Martínez was raised in the Pocitos neighborhood and attended Colegio Seminario. In 1981 he graduated from the University of the Republic with a degree in electrical engineering.

For many years he was Vice President of the Uruguayan Engineers' Association. He was elected Intendant of Montevideo in 2015.

He is a member of the Uruguayan Socialist Party, having been active during the period of civic-military dictatorship of Uruguay (1973–1985).

==Industry Minister==
From March 3, 2008 until August 31, 2009, he served as Uruguayan Minister of Industry, Energy and Mining in the government of President Tabaré Vázquez. He succeeded Jorge Lepra in that post.

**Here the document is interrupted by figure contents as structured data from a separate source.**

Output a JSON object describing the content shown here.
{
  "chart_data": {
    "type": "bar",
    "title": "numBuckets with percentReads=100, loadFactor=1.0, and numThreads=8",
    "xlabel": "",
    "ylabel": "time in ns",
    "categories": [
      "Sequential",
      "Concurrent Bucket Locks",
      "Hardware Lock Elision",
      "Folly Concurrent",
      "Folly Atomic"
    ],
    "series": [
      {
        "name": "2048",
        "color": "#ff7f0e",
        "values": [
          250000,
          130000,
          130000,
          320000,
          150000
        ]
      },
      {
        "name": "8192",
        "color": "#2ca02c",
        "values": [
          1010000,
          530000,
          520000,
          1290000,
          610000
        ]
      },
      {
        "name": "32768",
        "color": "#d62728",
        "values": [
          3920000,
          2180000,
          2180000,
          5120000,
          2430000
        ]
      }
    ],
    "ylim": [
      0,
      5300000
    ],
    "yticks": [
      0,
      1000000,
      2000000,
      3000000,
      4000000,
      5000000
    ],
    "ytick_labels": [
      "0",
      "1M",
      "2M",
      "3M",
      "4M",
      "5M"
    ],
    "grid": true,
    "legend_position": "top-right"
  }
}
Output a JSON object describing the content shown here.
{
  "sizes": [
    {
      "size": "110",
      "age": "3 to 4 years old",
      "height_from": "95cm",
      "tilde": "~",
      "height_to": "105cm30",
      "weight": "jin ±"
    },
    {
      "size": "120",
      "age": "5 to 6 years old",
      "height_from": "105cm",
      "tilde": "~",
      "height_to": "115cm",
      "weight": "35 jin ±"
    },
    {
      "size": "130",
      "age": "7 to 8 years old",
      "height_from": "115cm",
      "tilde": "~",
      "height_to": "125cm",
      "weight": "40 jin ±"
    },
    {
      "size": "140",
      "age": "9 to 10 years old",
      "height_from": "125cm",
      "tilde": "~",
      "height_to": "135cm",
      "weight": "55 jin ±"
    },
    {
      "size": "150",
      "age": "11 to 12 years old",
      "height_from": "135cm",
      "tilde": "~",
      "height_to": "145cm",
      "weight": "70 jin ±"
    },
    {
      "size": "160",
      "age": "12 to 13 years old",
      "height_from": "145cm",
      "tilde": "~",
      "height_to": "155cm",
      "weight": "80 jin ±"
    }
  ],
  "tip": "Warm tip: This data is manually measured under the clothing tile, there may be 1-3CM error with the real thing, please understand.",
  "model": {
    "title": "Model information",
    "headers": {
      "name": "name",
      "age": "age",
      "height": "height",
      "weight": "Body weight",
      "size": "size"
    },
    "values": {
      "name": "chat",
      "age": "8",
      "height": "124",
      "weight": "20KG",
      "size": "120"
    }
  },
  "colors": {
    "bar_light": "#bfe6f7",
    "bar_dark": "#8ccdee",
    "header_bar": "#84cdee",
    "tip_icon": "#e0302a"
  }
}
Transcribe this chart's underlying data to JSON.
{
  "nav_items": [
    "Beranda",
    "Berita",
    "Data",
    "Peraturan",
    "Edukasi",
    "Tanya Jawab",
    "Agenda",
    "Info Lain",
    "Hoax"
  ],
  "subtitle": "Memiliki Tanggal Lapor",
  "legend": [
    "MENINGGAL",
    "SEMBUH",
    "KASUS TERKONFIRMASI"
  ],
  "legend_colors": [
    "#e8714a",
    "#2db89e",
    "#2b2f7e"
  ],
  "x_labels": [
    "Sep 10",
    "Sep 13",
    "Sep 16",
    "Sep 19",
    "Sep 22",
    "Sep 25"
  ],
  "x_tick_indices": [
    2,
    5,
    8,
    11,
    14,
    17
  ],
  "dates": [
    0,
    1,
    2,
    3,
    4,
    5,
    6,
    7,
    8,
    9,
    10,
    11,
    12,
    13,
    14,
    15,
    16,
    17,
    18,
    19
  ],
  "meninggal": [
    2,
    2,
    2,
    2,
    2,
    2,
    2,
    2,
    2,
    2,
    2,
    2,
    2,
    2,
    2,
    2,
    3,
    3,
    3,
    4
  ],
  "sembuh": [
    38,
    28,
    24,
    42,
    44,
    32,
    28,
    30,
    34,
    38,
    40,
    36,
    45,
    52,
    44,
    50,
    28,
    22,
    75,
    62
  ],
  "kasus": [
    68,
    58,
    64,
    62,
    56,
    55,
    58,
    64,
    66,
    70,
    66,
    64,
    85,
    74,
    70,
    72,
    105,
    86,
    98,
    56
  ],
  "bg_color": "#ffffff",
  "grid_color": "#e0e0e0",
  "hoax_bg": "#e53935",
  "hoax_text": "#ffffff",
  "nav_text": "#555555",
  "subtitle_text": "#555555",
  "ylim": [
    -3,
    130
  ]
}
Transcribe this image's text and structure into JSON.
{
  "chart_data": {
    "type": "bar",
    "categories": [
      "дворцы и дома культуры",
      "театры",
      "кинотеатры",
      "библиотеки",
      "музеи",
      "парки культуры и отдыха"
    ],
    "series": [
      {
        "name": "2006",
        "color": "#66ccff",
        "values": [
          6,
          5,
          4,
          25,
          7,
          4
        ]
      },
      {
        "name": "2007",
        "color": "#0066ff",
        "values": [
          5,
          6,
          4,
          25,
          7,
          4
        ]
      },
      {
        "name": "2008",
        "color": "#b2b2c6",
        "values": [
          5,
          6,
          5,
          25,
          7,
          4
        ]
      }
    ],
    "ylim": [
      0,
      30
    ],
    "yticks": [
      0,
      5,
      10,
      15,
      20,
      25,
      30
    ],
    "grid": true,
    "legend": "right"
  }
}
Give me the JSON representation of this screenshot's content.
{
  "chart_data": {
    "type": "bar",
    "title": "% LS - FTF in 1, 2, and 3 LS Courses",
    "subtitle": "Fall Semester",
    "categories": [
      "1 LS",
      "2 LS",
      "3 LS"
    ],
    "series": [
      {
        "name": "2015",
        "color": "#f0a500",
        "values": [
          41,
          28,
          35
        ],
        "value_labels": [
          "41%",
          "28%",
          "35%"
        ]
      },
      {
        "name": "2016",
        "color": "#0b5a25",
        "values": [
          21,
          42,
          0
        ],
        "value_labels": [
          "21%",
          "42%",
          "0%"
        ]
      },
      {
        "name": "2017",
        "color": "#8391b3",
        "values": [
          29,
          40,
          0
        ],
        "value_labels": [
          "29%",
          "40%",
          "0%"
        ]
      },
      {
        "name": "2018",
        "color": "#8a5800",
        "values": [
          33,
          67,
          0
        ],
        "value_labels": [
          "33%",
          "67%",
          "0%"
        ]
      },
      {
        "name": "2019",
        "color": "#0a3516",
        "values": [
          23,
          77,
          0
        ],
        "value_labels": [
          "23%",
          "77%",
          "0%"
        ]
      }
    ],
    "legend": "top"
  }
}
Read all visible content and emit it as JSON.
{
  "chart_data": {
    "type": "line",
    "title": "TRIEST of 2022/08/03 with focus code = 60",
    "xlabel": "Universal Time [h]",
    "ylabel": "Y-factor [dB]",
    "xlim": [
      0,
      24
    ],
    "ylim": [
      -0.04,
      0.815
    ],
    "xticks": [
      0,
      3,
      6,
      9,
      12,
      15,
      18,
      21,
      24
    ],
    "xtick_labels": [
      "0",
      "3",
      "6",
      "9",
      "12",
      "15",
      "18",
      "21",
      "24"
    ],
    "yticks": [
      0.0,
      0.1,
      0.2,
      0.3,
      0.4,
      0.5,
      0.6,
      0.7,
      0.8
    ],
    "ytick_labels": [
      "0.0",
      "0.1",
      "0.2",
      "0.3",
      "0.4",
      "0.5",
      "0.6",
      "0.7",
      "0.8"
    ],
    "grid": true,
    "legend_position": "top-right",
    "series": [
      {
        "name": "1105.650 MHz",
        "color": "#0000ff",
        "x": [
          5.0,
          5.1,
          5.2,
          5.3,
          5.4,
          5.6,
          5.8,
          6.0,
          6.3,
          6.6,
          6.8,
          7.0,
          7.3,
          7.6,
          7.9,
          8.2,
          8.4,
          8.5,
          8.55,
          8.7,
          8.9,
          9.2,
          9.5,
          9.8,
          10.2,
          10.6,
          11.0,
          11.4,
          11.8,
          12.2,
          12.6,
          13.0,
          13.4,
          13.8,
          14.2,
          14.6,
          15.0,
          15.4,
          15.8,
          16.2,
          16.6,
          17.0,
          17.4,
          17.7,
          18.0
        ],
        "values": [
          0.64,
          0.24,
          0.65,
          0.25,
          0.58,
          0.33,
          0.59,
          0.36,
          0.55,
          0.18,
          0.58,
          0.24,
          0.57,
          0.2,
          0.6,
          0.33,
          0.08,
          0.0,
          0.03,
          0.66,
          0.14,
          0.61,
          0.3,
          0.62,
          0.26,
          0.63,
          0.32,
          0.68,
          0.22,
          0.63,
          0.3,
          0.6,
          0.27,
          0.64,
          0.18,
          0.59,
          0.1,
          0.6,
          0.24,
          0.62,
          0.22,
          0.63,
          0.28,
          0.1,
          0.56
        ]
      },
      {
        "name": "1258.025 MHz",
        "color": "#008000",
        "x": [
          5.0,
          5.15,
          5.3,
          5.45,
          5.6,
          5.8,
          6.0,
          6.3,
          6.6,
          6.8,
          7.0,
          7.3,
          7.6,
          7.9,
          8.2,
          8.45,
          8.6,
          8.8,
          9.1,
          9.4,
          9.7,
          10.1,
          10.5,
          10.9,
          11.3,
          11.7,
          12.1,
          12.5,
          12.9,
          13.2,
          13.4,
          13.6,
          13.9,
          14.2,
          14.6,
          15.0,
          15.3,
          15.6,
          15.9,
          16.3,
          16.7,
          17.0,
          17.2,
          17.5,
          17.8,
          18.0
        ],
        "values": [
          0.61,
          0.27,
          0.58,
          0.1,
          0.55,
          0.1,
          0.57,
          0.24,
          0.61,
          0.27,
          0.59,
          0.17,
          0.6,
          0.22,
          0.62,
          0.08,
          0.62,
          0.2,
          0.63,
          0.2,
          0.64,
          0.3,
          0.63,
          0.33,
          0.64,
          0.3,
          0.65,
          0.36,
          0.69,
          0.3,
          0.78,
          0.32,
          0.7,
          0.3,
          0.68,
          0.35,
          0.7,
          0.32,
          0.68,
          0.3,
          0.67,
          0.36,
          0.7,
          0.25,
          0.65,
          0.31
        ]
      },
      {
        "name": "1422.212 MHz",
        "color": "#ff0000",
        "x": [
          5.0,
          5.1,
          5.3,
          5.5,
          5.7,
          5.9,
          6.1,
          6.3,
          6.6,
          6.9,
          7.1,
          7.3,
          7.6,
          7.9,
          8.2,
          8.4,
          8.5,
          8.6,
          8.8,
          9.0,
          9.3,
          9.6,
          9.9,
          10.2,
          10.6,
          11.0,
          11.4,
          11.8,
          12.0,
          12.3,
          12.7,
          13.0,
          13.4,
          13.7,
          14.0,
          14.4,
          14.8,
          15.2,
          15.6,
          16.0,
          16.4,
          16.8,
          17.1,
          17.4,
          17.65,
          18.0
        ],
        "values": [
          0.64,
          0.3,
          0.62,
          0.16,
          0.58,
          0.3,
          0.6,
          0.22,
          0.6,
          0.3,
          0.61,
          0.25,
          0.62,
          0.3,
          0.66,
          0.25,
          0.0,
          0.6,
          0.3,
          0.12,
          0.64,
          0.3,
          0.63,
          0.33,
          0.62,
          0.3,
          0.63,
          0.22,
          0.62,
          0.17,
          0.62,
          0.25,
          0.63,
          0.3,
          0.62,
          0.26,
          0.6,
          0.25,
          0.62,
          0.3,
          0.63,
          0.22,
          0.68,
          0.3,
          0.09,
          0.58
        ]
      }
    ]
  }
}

==Intendant of Montevideo==
In the 2015 elections he was elected as Intendant of Montevideo. In April 2019 he resigned as Intendant of Montevideo to run for the Presidency and was succeeded by Christian Di Candia.

==Presidential candidate==
Martínez was the presidential candidate of the Broad Front for the 2019 national elections. After a very close runoff election against National Party candidate Luis Lacalle Pou, Martinez was defeated by just over 37,000 votes, and withdrew after absentee ballots were counted. He chose Graciela Villar as his running mate. On November 28, 2019, Martínez conceded defeat.

== Personal life ==
He is married to Laura Motta, an English teacher, with whom he has three daughters and seven grandchildren.